I am trying to find the top 10 most common Strings in an ArrayList + their count (frequency of occurrence).
How may I do this with the best time complexity?
The below code finds the most common word + frequency in the form (String=int)
E.g. the=2
public static Entry<String, Integer> get10MostCommon(WordStream words) {
ArrayList<String> list = new ArrayList<String>();
Map<String, Integer> stringsCount = new HashMap<>();
Map.Entry<String, Integer> mostRepeated = null;
for (String i : words) {
list.add(i);
}
for (String s : list) {
Integer c = stringsCount.get(s);
if (c == null)
c = new Integer(0);
c++;
stringsCount.put(s, c);
}
for (Map.Entry<String, Integer> e : stringsCount.entrySet()) {
if (mostRepeated == null || mostRepeated.getValue() < e.getValue())
mostRepeated = e;
}
return mostRepeated;
}
You could do it in two steps, using Java 8 streams:
Map<String, Long> map = list.stream()
.collect(Collectors.groupingBy(w -> w, Collectors.counting()));
List<Map.Entry<String, Long>> result = map.entrySet().stream()

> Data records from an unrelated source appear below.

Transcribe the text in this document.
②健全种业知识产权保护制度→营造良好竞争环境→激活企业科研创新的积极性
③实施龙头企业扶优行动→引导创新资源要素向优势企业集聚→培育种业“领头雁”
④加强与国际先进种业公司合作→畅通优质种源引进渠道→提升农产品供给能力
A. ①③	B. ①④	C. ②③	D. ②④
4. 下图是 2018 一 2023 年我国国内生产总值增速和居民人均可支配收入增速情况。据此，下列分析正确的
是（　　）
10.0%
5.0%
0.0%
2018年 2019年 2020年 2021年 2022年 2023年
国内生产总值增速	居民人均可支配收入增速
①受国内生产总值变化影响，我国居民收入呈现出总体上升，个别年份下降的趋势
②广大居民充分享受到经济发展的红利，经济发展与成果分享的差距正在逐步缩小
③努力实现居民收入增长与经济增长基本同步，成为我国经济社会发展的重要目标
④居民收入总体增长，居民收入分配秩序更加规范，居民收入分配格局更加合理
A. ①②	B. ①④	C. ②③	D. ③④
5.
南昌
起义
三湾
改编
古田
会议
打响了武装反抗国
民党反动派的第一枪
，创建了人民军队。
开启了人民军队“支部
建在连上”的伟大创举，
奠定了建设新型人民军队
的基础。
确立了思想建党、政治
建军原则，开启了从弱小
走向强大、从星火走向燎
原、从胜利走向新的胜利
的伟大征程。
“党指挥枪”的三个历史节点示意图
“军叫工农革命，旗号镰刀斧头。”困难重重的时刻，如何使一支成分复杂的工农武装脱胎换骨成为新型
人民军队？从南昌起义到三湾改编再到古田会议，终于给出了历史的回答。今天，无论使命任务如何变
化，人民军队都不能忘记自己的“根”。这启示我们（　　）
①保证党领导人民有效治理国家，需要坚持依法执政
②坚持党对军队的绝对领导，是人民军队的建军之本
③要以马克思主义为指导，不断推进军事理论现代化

.sorted(Map.Entry.comparingByValue(Comparator.reverseOrder()))
.limit(10)
.collect(Collectors.toList());
The first stream maps words to their frequency by using Collectors.groupingBy()
along with Collectors.counting()
.
This returns a map, whose entries are streamed and sorted by map entry value, in reverse order. Then, the stream is limited to keep only 10 elements, which are finally collected to a list.